Ende Februar: Siebe tote Wildtiere gefunden

Erst Ende Februar, am 27.02.2021, fand ein Wildtierhalter im Landkreis Bayreuth drei Rothirsche und vier Mufflons tot in einem Wildgehege auf, wie das Landesamt für Umwelt berichtet.

Auch hier deuten die sichtbare Spuren laut Netzwerks Große Beutegreifer auf den „Wolf“ als Verursacher hin. Die genetische Analyse steht noch aus.
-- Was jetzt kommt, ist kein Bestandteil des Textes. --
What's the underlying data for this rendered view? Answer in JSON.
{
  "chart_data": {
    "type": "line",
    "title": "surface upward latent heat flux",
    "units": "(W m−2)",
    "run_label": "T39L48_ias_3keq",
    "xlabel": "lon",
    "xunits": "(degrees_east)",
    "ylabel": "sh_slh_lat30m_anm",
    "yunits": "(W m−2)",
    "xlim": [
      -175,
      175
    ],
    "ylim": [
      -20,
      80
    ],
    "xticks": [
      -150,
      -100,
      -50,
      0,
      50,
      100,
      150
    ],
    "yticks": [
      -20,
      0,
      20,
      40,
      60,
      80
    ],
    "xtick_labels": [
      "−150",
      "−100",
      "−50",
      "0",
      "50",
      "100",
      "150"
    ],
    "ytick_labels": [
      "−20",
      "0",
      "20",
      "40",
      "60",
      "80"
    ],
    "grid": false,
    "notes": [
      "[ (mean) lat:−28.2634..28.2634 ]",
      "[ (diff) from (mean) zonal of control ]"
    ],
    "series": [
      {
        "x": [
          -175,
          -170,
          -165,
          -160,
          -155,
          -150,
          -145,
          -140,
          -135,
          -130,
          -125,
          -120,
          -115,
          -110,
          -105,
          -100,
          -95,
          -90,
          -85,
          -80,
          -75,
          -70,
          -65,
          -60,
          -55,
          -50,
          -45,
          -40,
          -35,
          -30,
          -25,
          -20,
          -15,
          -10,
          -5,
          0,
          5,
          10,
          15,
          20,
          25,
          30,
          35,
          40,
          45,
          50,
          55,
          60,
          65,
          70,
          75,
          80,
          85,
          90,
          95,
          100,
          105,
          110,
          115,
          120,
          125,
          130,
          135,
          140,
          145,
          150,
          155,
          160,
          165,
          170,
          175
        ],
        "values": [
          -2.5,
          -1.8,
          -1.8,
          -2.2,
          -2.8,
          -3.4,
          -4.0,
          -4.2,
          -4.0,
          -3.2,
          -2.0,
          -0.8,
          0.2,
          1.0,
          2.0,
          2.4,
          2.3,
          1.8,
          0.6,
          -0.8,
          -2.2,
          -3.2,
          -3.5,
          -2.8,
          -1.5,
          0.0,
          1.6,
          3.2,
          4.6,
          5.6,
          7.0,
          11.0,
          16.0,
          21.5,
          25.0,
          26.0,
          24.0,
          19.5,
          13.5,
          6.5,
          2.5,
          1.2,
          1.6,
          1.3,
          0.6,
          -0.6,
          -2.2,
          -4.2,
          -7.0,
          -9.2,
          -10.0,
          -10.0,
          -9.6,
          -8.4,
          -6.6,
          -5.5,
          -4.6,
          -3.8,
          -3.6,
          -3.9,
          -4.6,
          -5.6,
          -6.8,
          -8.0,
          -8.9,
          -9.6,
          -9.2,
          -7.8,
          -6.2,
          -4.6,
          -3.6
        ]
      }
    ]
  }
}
Einzäunung „ohne gesonderten Schutz“ vor Wolfsübergriffen

Im jüngsten Vorfall habe die Einzäunung keinen gesonderten Schutz vor Wolfsübergriffen aufgewiesen, meldet das Landesamt. Man habe nun Sofortschutzmaßnahmen zur Sicherung des Geheges eingeleitet. Frische Wolfsspuren am Schutzzaun des Wildgeheges vom Übergriff am 27.02.2021 würden die Wirksamkeit der dort installierten Sofortschutzmaßnahmen belegen.

Das LfU stelle kurzfristig verfügbares Zaunmaterial für Nutztierhalter in der Region zur Verfügung. Behörden, Interessenverbände und Vertreter von Nutztierhaltern seien informiert worden.